Les exemples passés de cohabitation ont toujours impliqué les partis dominants de droite et de gauche. Le président socialiste François Mitterrand s’est retrouvé à deux reprises à partager le pouvoir avec des premiers ministres conservateurs – d’abord avec Édouard Balladur de 1986 à 1988, puis avec Jacques Chirac de 1993 à 1995. Puis, lorsque ce dernier a été élu président par la suite, il a été également enchaîné à un gouvernement d’opposition. dirigé par le Premier ministre socialiste Lionel Jospin après la décision téméraire de dissoudre l’assemblée.

Marine Le Pen a chassé les néo-nazis, pro-Vichy et antisémites du parti. | Ludovic Marin/Getty Images

Compte tenu des différences dans les politiques et les personnalités impliquées, ces cohabitations n’ont jamais été sans heurts. Mitterrand et Chirac ont utilisé les pouvoirs et le prestige de la présidence pour exprimer leur opposition aux décisions prises par leurs premiers ministres. Mais même s’ils se sont disputés et se sont donné des coups de coude, les dirigeants français ont quand même maintenu le navire de l’État sur la quille. Comme l’a observé le politologue Alain Garrigou, « la grande peur de la paralysie ne s’est jamais concrétisée ».

Mais c’était à l’époque, c’est maintenant. La prochaine cohabitation se fera avec une fête pas comme les autres (pas comme les autres). La politicienne de gauche Clémentine Autain a parfaitement exprimé les enjeux dans une récente interview télévisée : « Notre pays peut sombrer dans une situation qu’il n’a pas connue depuis 1940 : un gouvernement d’extrême droite. »

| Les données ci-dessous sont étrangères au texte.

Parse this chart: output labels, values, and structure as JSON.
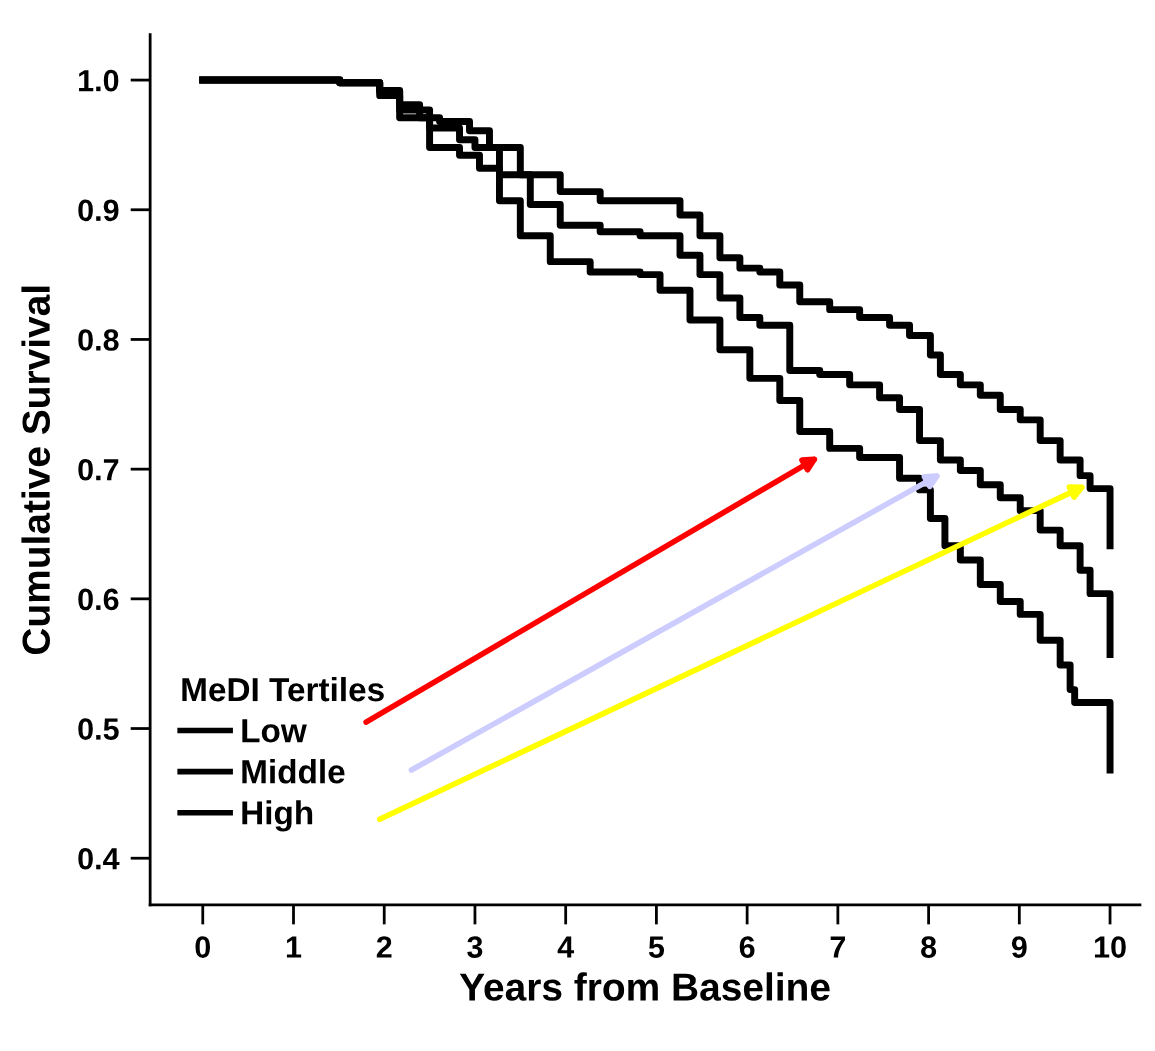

La comparaison implicite avec Vichy – un État qui a activement collaboré avec l’Allemagne nazie, adopté des lois antisémites, traqué les résistants et les réfugiés juifs et participé à la solution finale – est exagérée. Mais pas de façon dramatique. Malgré la dé-diabolisation du Rassemblement national, il partage toujours une grande partie de l’ADN du Front national.

Cet héritage idéologique apparaît de plusieurs manières. Par exemple, le Rassemblement national promet un gouvernement par référendum – un outil privilégié par les dirigeants bonapartistes et populistes, y compris celui-là même qui a insisté sur son inclusion dans la constitution actuelle, Charles de Gaulle. Ces régimes présentent les référendums comme un correctif démocratique qui outrepasse le pouvoir des élites perçues en s’adressant directement au peuple. La différence entre de Gaulle et Le Pen, cependant, c’est que le premier démissionnerait si le référendum échouait, tandis que la seconde n’a pas l’intention de suivre un tel exemple : « S’il échoue, alors il échoue et c’est tout. » Elle souhaite en outre accélérer leur utilisation en exigeant seulement 500 000 signatures au lieu des 4 millions actuellement.

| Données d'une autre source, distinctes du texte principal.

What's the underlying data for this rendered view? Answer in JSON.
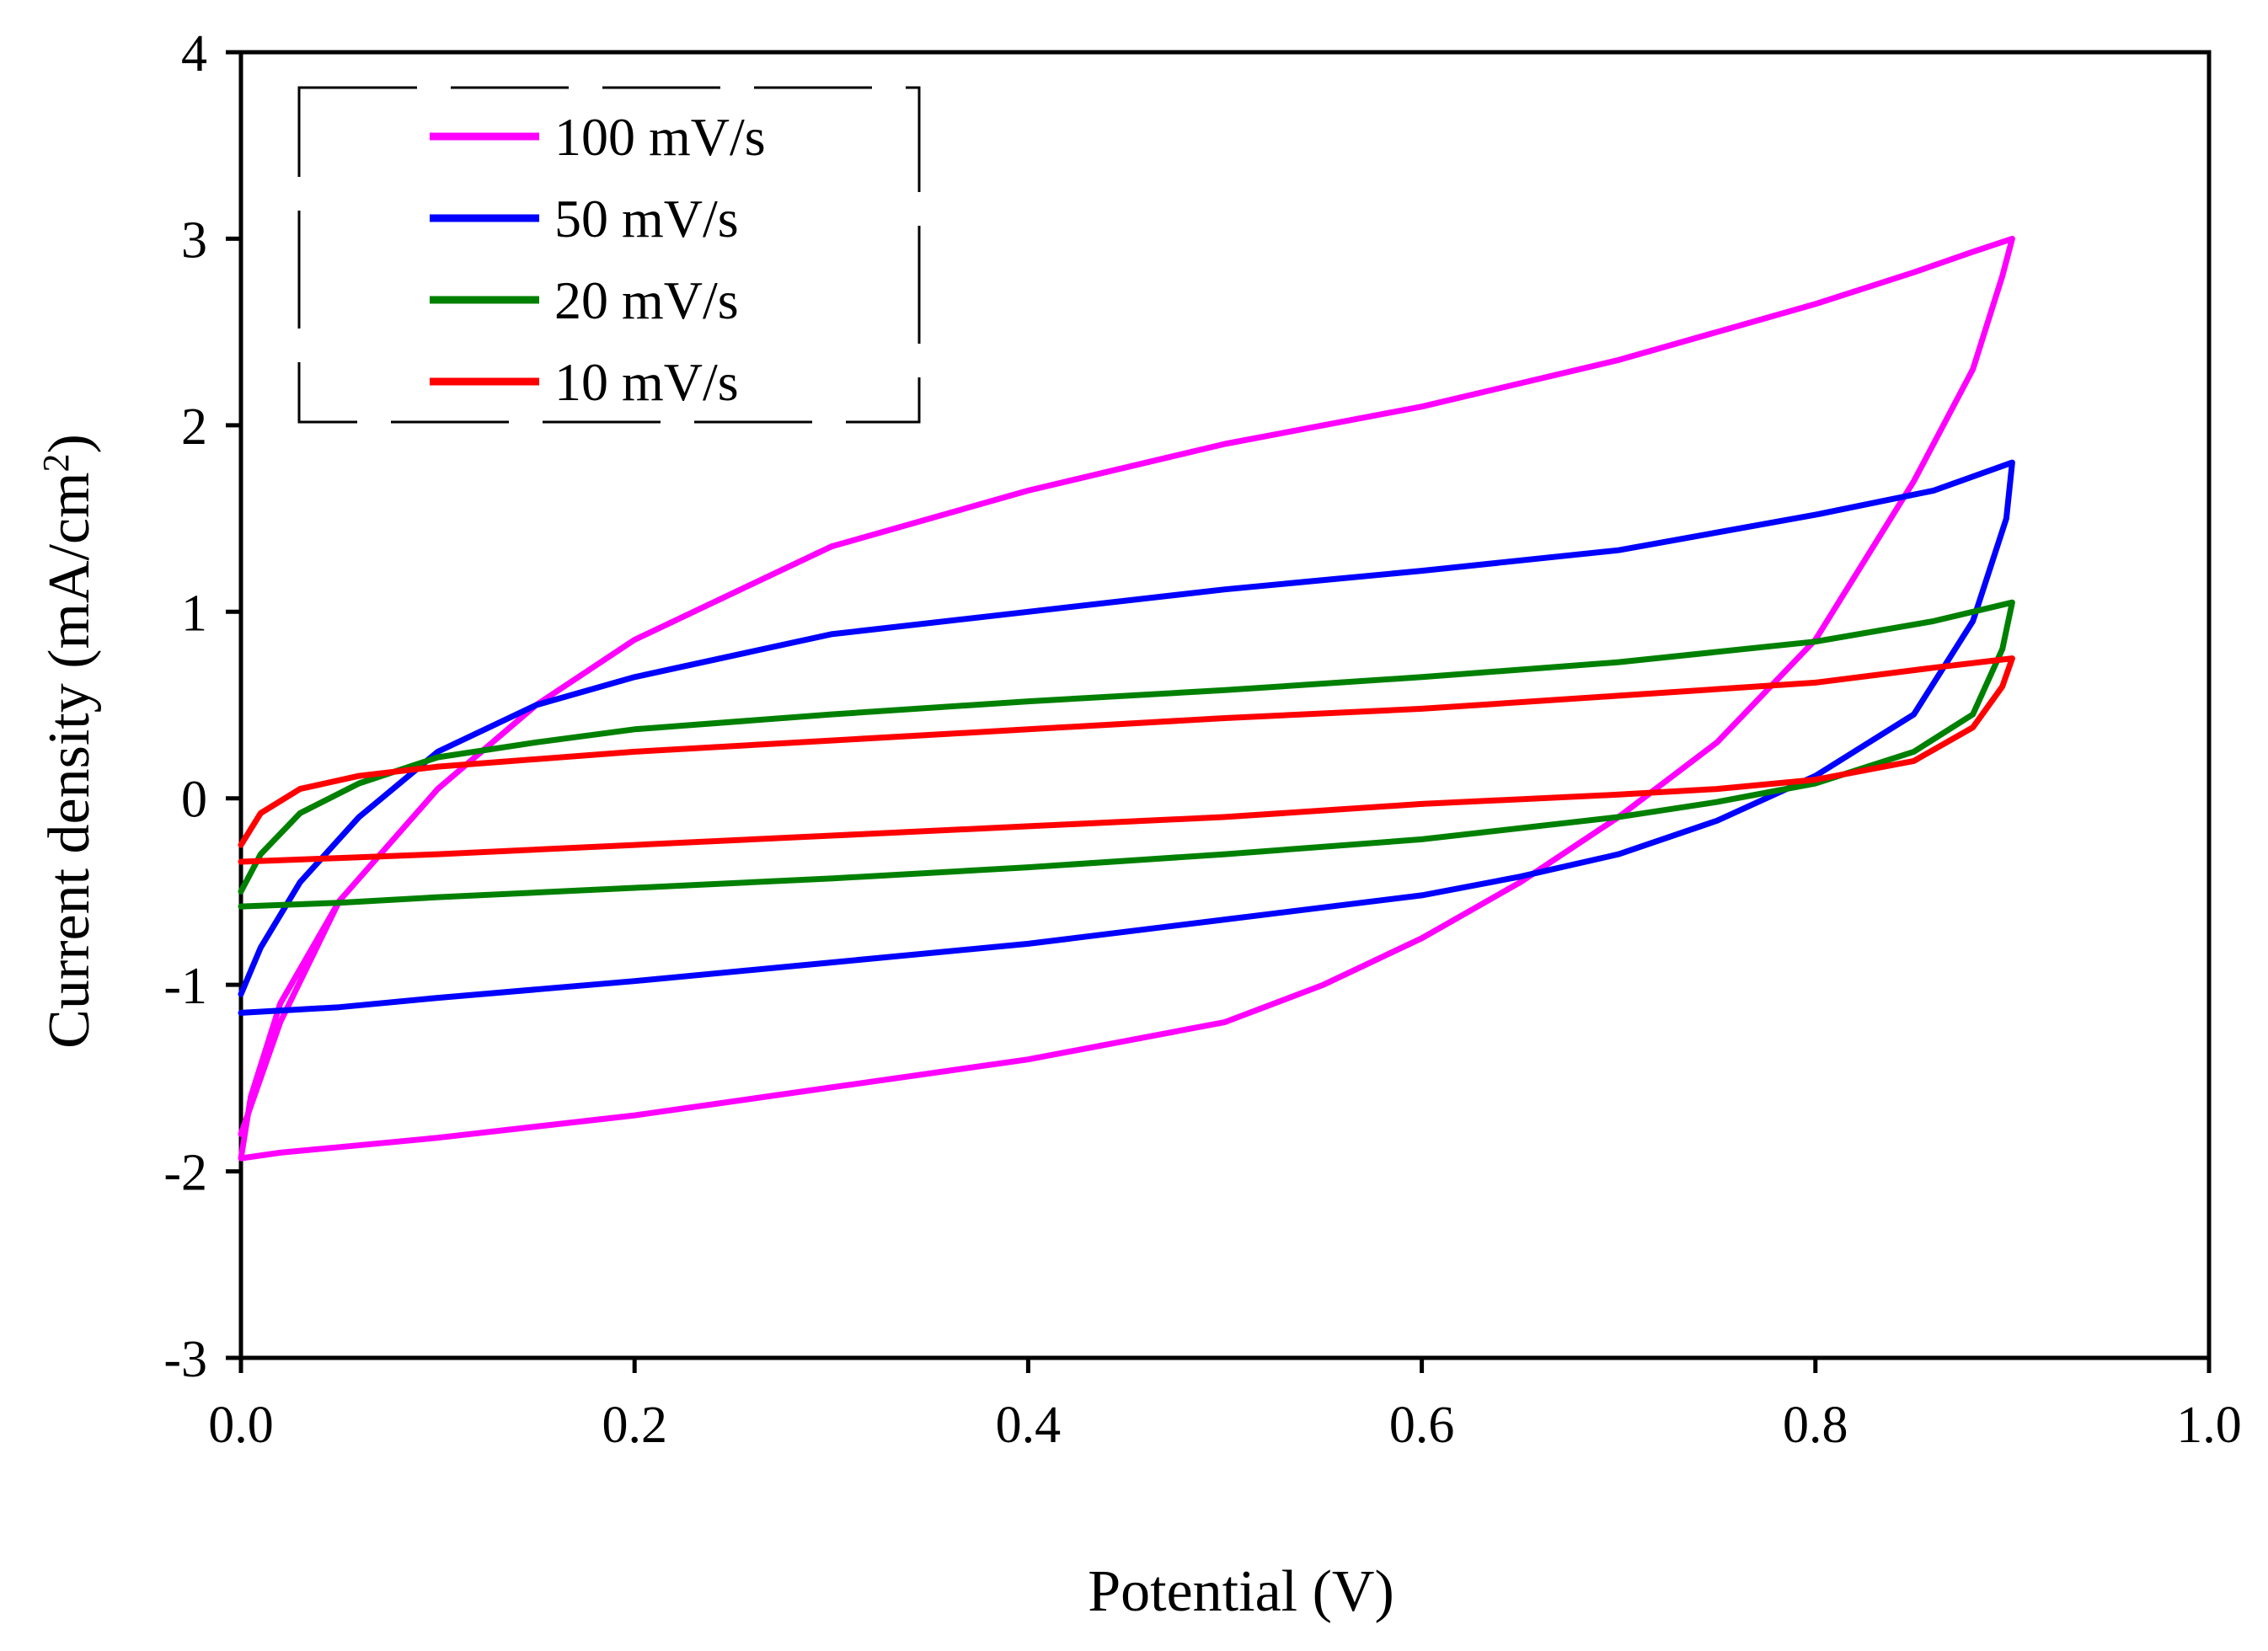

Mais ce qui est plus crucial, c’est la préférence de Le Pen pour «la préférence nationale.» Cette phrase bienveillante, qui va au cœur malin du lépénisme, éliminera non seulement le droit constitutionnel à l’asile, mais aussi le droit constitutionnel à la citoyenneté pour ceux qui sont nés sur le sol français de parents immigrés illégaux. Ces mesures et d’autres – notamment le refus de soins médicaux aux immigrés illégaux – rendraient la vie de millions d’hommes, de femmes et d’enfants en France encore plus vulnérables et misérables.

Compte tenu de la proximité des Jeux olympiques et de la nervosité des marchés financiers en France, un gouvernement lépéniste ne se précipiterait pas pour poursuivre ces objectifs. Mais, pour paraphraser l’un des dictateurs les plus prospères, Auguste César, Le Pen se hâterait lentement. Comme Auguste, elle laisserait intacte la façade de la république, mais contrairement à l’empereur, son règne serait beaucoup moins éclairé.